I also find it interesting that black people can lobby for all manner of laws and financial programs based on the horrible racist history and its legacy, but apparently they then are so fragile they can't even hear anything that might remind them of the issue.
“The N-word was inserted into the rhyme by Rudyard Kipling in his A Counting-Out Song.”
Well then, we’ll just have to ban and burn all his books. Does he have any living descendants that we can sue for reparations?/s;)
He also used to put swastikas on his books. Erase him from history! /s
http://www.kipling.org.uk/facts_swastik.htm
The N-word was inserted into the rhyme by Rudyard Kipling in his A Counting-Out Song.
By my reckoning, that would make it at least 72 years ago, and possibly over a hundred years ago.

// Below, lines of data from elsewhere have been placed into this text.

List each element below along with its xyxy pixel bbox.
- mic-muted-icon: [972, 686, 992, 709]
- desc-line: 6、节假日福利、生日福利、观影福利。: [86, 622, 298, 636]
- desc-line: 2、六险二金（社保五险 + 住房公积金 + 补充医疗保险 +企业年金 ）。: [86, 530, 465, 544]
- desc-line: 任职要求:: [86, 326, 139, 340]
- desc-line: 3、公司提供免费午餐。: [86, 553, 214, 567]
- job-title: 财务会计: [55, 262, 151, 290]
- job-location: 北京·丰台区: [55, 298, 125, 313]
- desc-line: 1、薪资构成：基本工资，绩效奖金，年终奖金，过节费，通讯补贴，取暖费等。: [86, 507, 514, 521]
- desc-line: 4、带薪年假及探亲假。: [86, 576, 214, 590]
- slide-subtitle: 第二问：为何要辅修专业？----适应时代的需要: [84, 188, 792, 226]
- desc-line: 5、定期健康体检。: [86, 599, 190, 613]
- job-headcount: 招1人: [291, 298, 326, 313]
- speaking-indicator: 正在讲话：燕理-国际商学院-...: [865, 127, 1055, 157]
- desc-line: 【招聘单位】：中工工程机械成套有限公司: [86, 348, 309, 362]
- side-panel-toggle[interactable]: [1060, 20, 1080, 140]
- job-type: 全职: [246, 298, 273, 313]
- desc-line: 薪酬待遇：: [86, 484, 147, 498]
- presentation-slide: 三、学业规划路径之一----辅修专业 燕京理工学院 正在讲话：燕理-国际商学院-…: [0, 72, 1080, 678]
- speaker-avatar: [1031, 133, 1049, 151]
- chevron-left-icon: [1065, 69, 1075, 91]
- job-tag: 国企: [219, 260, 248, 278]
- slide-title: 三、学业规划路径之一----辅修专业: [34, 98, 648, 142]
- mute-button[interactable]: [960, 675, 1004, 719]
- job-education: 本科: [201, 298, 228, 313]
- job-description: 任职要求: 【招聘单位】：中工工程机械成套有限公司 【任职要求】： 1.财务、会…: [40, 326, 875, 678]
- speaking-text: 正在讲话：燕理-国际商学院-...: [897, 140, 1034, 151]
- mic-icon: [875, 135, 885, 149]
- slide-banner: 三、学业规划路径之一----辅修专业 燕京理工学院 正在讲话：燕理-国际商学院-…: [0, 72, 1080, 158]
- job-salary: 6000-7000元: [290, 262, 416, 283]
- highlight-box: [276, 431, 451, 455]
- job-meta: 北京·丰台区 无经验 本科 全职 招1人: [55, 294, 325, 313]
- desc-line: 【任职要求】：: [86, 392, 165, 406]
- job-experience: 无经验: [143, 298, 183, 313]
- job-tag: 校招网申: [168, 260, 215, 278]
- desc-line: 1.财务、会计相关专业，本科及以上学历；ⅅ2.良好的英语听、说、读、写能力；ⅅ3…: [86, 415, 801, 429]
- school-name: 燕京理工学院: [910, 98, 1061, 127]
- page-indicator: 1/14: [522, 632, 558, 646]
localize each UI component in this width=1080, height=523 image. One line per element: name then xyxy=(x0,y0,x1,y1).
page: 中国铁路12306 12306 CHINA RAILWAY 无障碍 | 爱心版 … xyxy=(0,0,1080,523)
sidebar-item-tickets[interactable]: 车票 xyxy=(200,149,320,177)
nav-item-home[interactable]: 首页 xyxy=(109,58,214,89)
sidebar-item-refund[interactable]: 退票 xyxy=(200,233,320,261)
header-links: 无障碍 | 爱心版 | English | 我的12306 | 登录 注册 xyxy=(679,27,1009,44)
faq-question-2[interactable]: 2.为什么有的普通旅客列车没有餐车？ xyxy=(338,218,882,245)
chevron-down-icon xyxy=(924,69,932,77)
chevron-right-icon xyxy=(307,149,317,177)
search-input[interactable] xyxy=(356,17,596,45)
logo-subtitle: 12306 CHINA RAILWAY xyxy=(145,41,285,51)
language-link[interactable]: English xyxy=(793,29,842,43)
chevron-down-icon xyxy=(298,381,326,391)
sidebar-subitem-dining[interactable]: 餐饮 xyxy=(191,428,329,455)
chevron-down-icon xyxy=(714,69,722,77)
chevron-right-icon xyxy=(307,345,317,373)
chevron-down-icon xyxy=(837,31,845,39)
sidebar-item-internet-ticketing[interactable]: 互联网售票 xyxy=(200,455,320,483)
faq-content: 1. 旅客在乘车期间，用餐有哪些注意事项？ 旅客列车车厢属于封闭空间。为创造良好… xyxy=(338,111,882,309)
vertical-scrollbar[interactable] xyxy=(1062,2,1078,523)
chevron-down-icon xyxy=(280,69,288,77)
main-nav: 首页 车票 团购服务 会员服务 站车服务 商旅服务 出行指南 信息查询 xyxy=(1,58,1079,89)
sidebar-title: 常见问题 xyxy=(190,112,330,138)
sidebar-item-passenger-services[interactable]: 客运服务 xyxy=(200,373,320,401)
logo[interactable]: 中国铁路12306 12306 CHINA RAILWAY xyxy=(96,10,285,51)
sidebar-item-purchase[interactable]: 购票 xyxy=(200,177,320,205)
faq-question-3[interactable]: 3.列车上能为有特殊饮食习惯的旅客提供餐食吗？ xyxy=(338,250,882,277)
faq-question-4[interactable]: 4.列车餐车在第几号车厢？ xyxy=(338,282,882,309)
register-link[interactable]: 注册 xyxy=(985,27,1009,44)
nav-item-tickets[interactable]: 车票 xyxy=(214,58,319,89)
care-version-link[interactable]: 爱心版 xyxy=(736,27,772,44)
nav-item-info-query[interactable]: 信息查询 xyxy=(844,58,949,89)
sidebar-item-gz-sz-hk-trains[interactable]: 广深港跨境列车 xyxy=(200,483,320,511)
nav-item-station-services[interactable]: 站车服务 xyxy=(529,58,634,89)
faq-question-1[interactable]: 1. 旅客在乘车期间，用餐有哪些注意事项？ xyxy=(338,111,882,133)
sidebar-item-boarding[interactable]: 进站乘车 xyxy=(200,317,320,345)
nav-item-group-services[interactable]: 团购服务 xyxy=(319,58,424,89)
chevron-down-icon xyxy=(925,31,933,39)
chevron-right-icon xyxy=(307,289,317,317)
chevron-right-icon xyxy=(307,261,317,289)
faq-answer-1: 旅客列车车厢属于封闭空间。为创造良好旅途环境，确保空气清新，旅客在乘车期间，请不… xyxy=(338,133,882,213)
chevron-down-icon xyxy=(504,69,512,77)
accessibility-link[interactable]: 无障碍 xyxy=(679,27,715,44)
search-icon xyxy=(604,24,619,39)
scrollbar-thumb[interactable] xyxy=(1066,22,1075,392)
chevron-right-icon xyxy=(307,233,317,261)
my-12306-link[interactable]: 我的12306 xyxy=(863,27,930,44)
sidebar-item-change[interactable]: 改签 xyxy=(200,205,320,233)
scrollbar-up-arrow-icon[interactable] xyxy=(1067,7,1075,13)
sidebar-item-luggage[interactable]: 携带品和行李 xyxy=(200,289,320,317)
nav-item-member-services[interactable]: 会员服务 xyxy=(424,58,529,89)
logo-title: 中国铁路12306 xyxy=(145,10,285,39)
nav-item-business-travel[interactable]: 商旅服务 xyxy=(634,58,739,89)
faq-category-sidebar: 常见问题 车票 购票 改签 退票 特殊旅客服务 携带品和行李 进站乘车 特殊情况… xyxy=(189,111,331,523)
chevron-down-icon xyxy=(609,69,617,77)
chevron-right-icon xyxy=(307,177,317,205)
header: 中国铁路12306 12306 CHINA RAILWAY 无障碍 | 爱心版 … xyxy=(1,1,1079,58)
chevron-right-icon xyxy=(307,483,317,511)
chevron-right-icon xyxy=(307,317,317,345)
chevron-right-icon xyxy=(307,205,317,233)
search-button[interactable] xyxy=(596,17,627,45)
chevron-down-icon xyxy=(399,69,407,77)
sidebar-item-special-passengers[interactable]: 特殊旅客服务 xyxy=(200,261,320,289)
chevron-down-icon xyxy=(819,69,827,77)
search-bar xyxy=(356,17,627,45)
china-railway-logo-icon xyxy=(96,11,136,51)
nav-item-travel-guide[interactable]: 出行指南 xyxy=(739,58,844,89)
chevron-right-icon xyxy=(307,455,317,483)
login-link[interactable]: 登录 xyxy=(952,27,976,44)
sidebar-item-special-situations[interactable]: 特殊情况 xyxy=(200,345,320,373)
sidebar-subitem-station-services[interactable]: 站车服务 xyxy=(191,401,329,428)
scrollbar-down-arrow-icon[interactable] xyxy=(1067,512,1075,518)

The absurdity of reaching back that far to be offended should be self-evident, and I would question anyone's need to do so.
I refuse to bow to any source which would define my language for me. Defining a crime by personal inference should be grounds for exposure to legal suits for stupidity, and abuse of the legal system.
Don’t know if Kipling was the first one to do so, he may have just been repeating the counting rhyme. (Flashman has taught me that the English in the 19th century used the “n-word” much more broadly than we Americans did.
Many years ago I read an article (Encyclopedia Britannica?) about nursery rhymes. The premise was that children circulated them quite independently of adults. As an experiment children were taught a new rhyme and the researchers were amazed at how quickly it spread across England.
More to the point of this rhyme, the article stated that it originated during the days of the underground railroad. If someone caught a runaway slave, one could make some easy money. Have the runaway pay you what he had or turn him in for whatever reward was offered.
The tiger version, of course makes no sense at all; I’d guess ‘tiger’ was substituted in the late ‘50s early ‘60s as people became uncomfortable with the racist connotations of the original rhyme.